Attacks against Jewish cemeteries carry the message “you don’t belong here,” and the threat “we are wiping out your memory, and therefore your existence.”

Cemetery attacks express contempt and symbolic uprooting of past—and therefore future—presence. The Jordanians understood this back in 1948, so when Jordan attacked and occupied parts of Jerusalem, it desecrated the 2,500-year-old Jewish graveyard on the Mt. of Olives. Tens of thousands of tombstones were broken into pieces to be used as building materials. Synagogues and other institutions were destroyed as well.

Cemetery desecration was part of the infamous Kristallnacht* in Germany, the initial step in the program of Nazi genocide against the Jews of Europe.

But it doesn’t have to be that way.

Although human beings continue to experience their darkest impulses, history need not repeat itself. These criminals can be caught, and the law enforced, when hatred is condemned at the highest levels. America cannot tolerate any hate crimes, including anti-Semitism.

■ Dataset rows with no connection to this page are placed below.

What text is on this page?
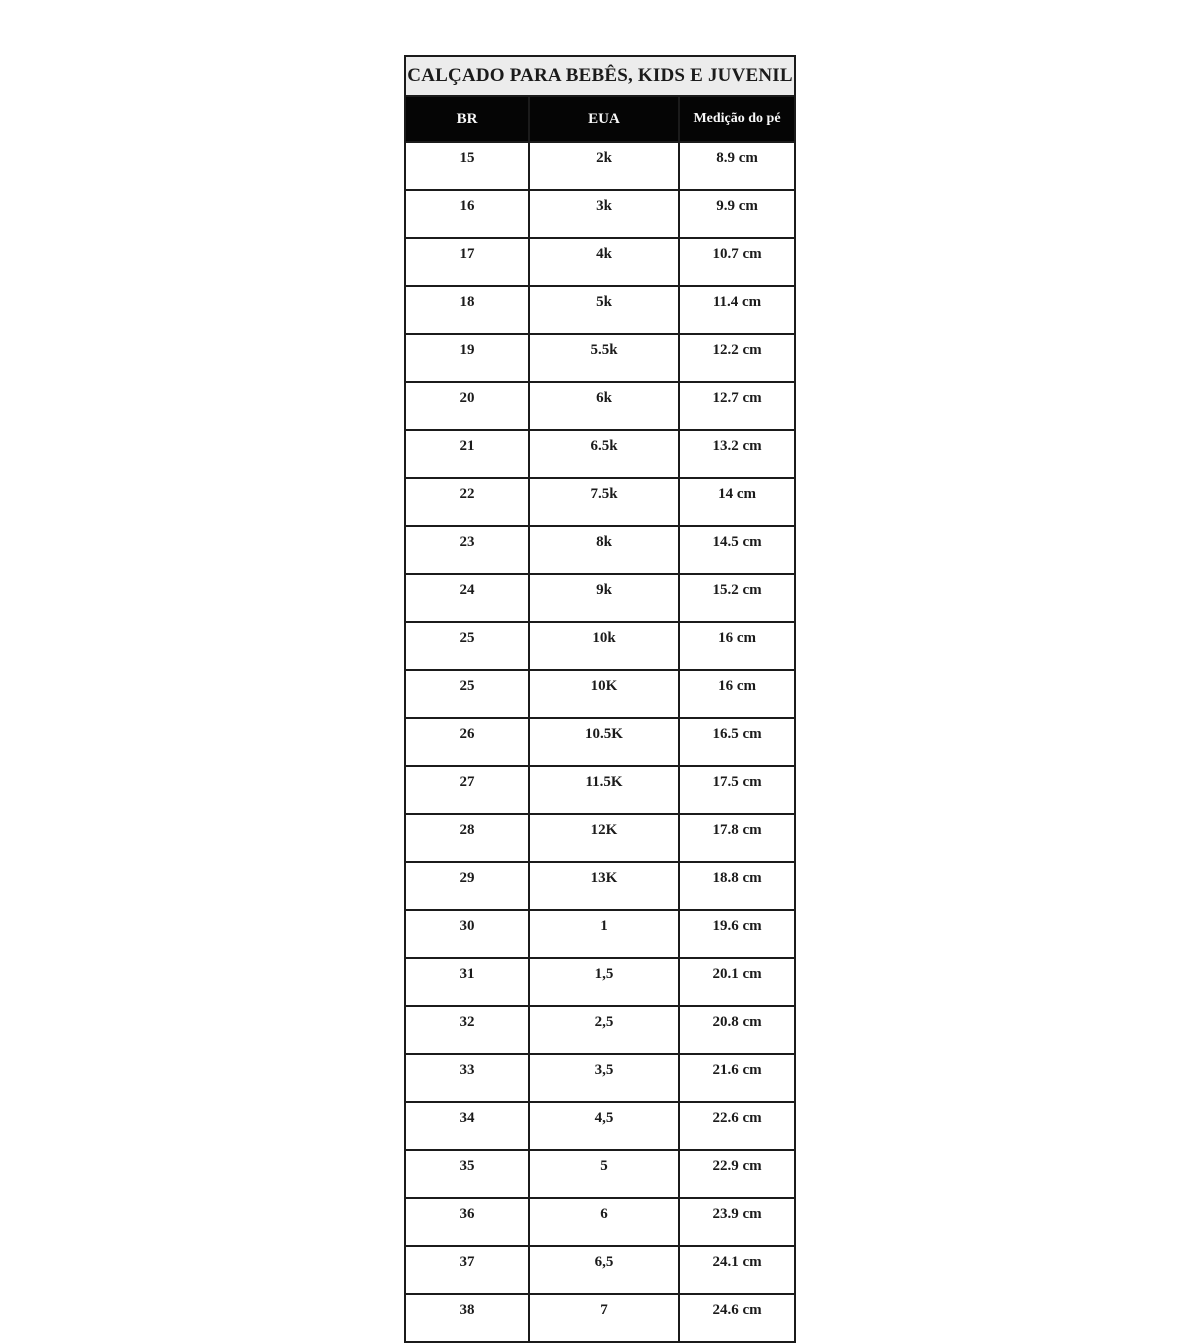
CALÇADO PARA BEBÊS, KIDS E JUVENIL		
BR	EUA	Medição do pé
15	2k	8.9 cm
16	3k	9.9 cm
17	4k	10.7 cm
18	5k	11.4 cm
19	5.5k	12.2 cm
20	6k	12.7 cm
21	6.5k	13.2 cm
22	7.5k	14 cm
23	8k	14.5 cm
24	9k	15.2 cm
25	10k	16 cm
25	10K	16 cm
26	10.5K	16.5 cm
27	11.5K	17.5 cm
28	12K	17.8 cm
29	13K	18.8 cm
30	1	19.6 cm
31	1,5	20.1 cm
32	2,5	20.8 cm
33	3,5	21.6 cm
34	4,5	22.6 cm
35	5	22.9 cm
36	6	23.9 cm
37	6,5	24.1 cm
38	7	24.6 cm
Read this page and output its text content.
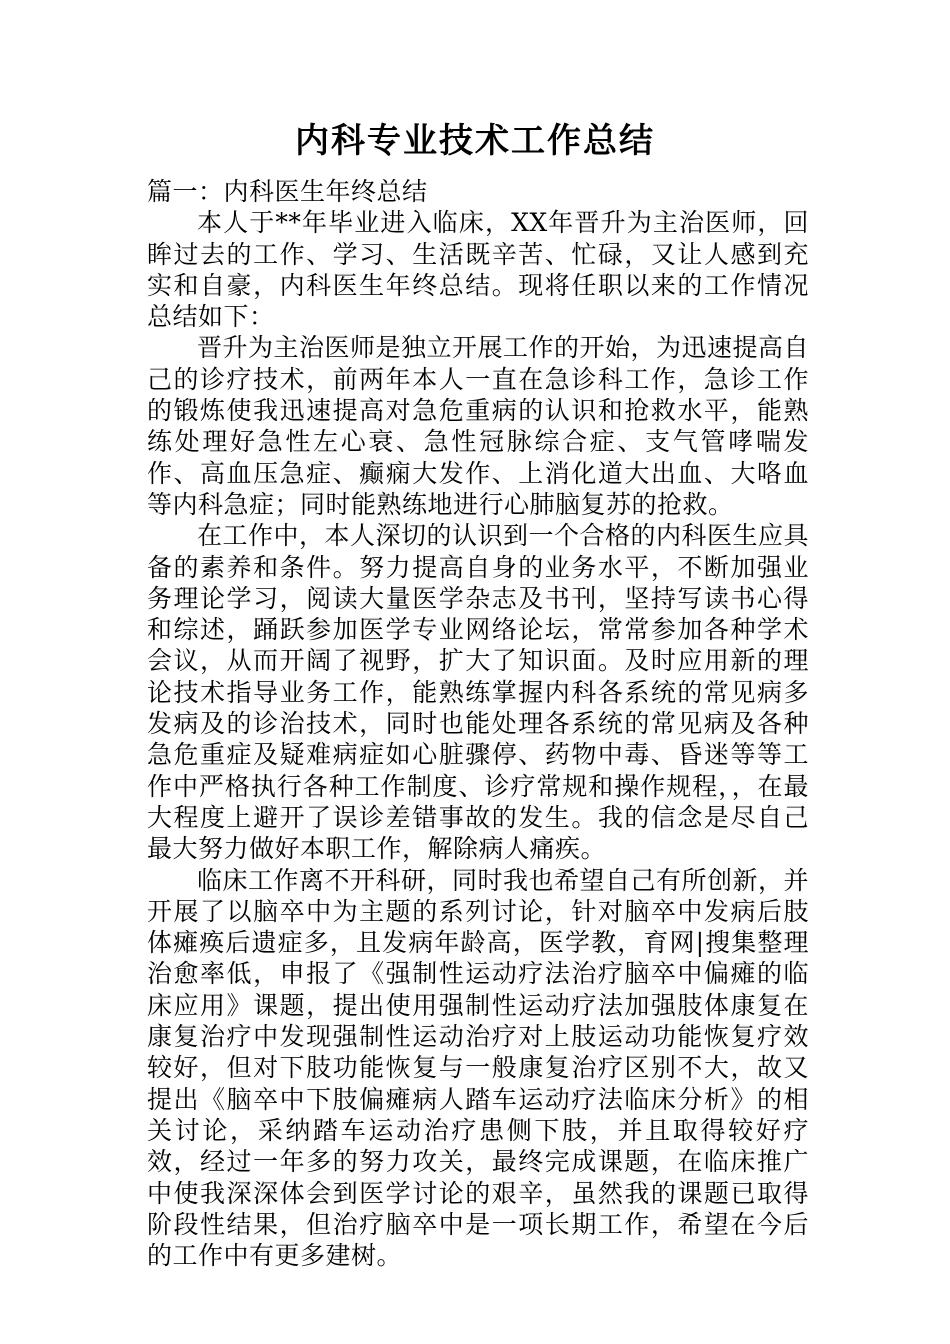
内科专业技术工作总结

篇一：内科医生年终总结

本人于**年毕业进入临床，XX年晋升为主治医师，回眸过去的工作、学习、生活既辛苦、忙碌，又让人感到充实和自豪，内科医生年终总结。现将任职以来的工作情况总结如下：

晋升为主治医师是独立开展工作的开始，为迅速提高自己的诊疗技术，前两年本人一直在急诊科工作，急诊工作的锻炼使我迅速提高对急危重病的认识和抢救水平，能熟练处理好急性左心衰、急性冠脉综合症、支气管哮喘发作、高血压急症、癫痫大发作、上消化道大出血、大咯血等内科急症；同时能熟练地进行心肺脑复苏的抢救。

在工作中，本人深切的认识到一个合格的内科医生应具备的素养和条件。努力提高自身的业务水平，不断加强业务理论学习，阅读大量医学杂志及书刊，坚持写读书心得和综述，踊跃参加医学专业网络论坛，常常参加各种学术会议，从而开阔了视野，扩大了知识面。及时应用新的理论技术指导业务工作，能熟练掌握内科各系统的常见病多发病及的诊治技术，同时也能处理各系统的常见病及各种急危重症及疑难病症如心脏骤停、药物中毒、昏迷等等工作中严格执行各种工作制度、诊疗常规和操作规程，，在最大程度上避开了误诊差错事故的发生。我的信念是尽自己最大努力做好本职工作，解除病人痛疾。

临床工作离不开科研，同时我也希望自己有所创新，并开展了以脑卒中为主题的系列讨论，针对脑卒中发病后肢体瘫痪后遗症多，且发病年龄高，医学教，育网|搜集整理治愈率低，申报了《强制性运动疗法治疗脑卒中偏瘫的临床应用》课题，提出使用强制性运动疗法加强肢体康复在康复治疗中发现强制性运动治疗对上肢运动功能恢复疗效较好，但对下肢功能恢复与一般康复治疗区别不大，故又提出《脑卒中下肢偏瘫病人踏车运动疗法临床分析》的相关讨论，采纳踏车运动治疗患侧下肢，并且取得较好疗效，经过一年多的努力攻关，最终完成课题，在临床推广中使我深深体会到医学讨论的艰辛，虽然我的课题已取得阶段性结果，但治疗脑卒中是一项长期工作，希望在今后的工作中有更多建树。
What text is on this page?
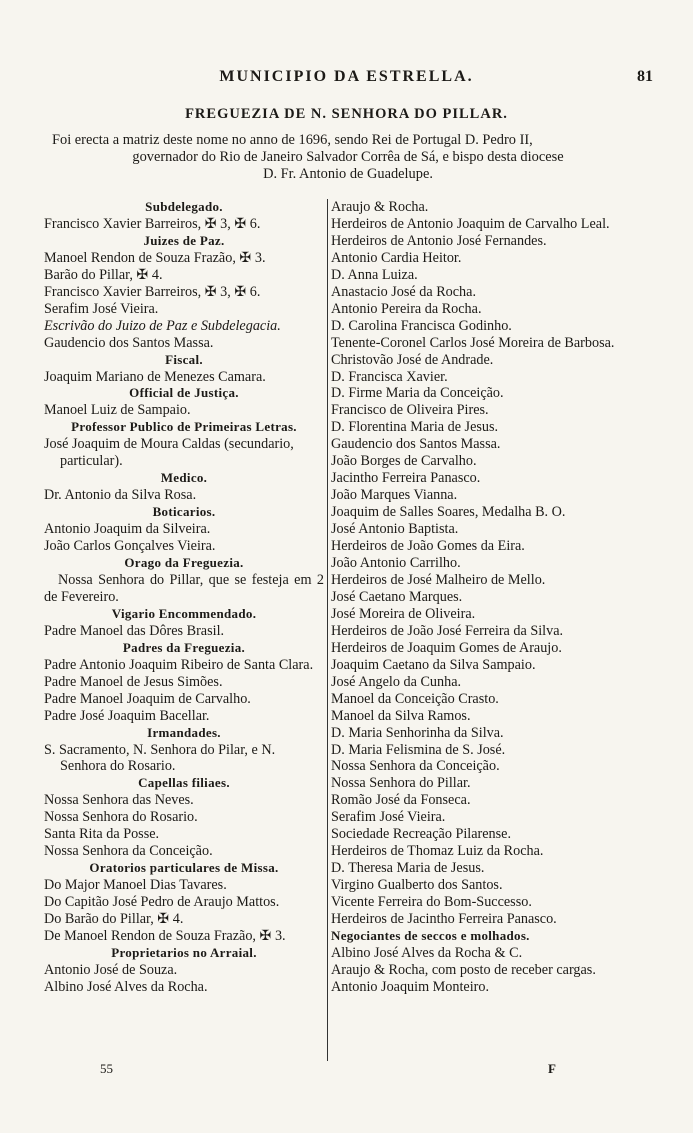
MUNICIPIO DA ESTRELLA.	81
FREGUEZIA DE N. SENHORA DO PILLAR.
Foi erecta a matriz deste nome no anno de 1696, sendo Rei de Portugal D. Pedro II,
governador do Rio de Janeiro Salvador Corrêa de Sá, e bispo desta diocese
D. Fr. Antonio de Guadelupe.
Subdelegado.
Francisco Xavier Barreiros, ✠ 3, ✠ 6.
Juizes de Paz.
Manoel Rendon de Souza Frazão, ✠ 3.
Barão do Pillar, ✠ 4.
Francisco Xavier Barreiros, ✠ 3, ✠ 6.
Serafim José Vieira.
Escrivão do Juizo de Paz e Subdelegacia.
Gaudencio dos Santos Massa.
Fiscal.
Joaquim Mariano de Menezes Camara.
Official de Justiça.
Manoel Luiz de Sampaio.
Professor Publico de Primeiras Letras.
José Joaquim de Moura Caldas (secundario, particular).
Medico.
Dr. Antonio da Silva Rosa.
Boticarios.
Antonio Joaquim da Silveira.
João Carlos Gonçalves Vieira.
Orago da Freguezia.
Nossa Senhora do Pillar, que se festeja em 2 de Fevereiro.
Vigario Encommendado.
Padre Manoel das Dôres Brasil.
Padres da Freguezia.
Padre Antonio Joaquim Ribeiro de Santa Clara.
Padre Manoel de Jesus Simões.
Padre Manoel Joaquim de Carvalho.
Padre José Joaquim Bacellar.
Irmandades.
S. Sacramento, N. Senhora do Pilar, e N. Senhora do Rosario.
Capellas filiaes.
Nossa Senhora das Neves.
Nossa Senhora do Rosario.
Santa Rita da Posse.
Nossa Senhora da Conceição.
Oratorios particulares de Missa.
Do Major Manoel Dias Tavares.
Do Capitão José Pedro de Araujo Mattos.
Do Barão do Pillar, ✠ 4.
De Manoel Rendon de Souza Frazão, ✠ 3.
Proprietarios no Arraial.
Antonio José de Souza.
Albino José Alves da Rocha.
Araujo & Rocha.
Herdeiros de Antonio Joaquim de Carvalho Leal.
Herdeiros de Antonio José Fernandes.
Antonio Cardia Heitor.
D. Anna Luiza.
Anastacio José da Rocha.
Antonio Pereira da Rocha.
D. Carolina Francisca Godinho.
Tenente-Coronel Carlos José Moreira de Barbosa.
Christovão José de Andrade.
D. Francisca Xavier.
D. Firme Maria da Conceição.
Francisco de Oliveira Pires.
D. Florentina Maria de Jesus.
Gaudencio dos Santos Massa.
João Borges de Carvalho.
Jacintho Ferreira Panasco.
João Marques Vianna.
Joaquim de Salles Soares, Medalha B. O.
José Antonio Baptista.
Herdeiros de João Gomes da Eira.
João Antonio Carrilho.
Herdeiros de José Malheiro de Mello.
José Caetano Marques.
José Moreira de Oliveira.
Herdeiros de João José Ferreira da Silva.
Herdeiros de Joaquim Gomes de Araujo.
Joaquim Caetano da Silva Sampaio.
José Angelo da Cunha.
Manoel da Conceição Crasto.
Manoel da Silva Ramos.
D. Maria Senhorinha da Silva.
D. Maria Felismina de S. José.
Nossa Senhora da Conceição.
Nossa Senhora do Pillar.
Romão José da Fonseca.
Serafim José Vieira.
Sociedade Recreação Pilarense.
Herdeiros de Thomaz Luiz da Rocha.
D. Theresa Maria de Jesus.
Virgino Gualberto dos Santos.
Vicente Ferreira do Bom-Successo.
Herdeiros de Jacintho Ferreira Panasco.
Negociantes de seccos e molhados.
Albino José Alves da Rocha & C.
Araujo & Rocha, com posto de receber cargas.
Antonio Joaquim Monteiro.
55	F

Vice-President Pence sent that message by participating in the cleanup of the St. Louis Jewish cemetery. 
("There is no place in America for hatred or acts of prejudice or violence or anti-Semitism," Pence said while visiting the Chesed Shel Emeth Cemetery in University City, Missouri.  Tragically, about 180 headstones were knocked off their bases at the Chesed Shel Emeth Cemetery.)

In fact, law enforcement needs to follow.

Renee Garfinkel, Ph.D., is a Jerusalem-based psychologist, Middle East television commentator.

On the night of November 9, 1938, violent anti-Jewish demonstrations broke out across Germany, Austria, and the Sudetenland region of Czechoslovakia. Nazi officials depicted the riots as justified reactions to the assassination of German foreign official Ernst vom Rath, who had been shot two days earlier by Herschel Grynszpan, a 17-year old Polish Jew distraught over the deportation of his family from Germany.

Over the next 48 hours, violent mobs, spurred by antisemitic exhortations from Nazi officials, destroyed hundreds of synagogues, burning or desecrating Jewish religious artifacts along the way. Acting on orders from Gestapo headquarters, police officers and firefighters did nothing to prevent the destruction.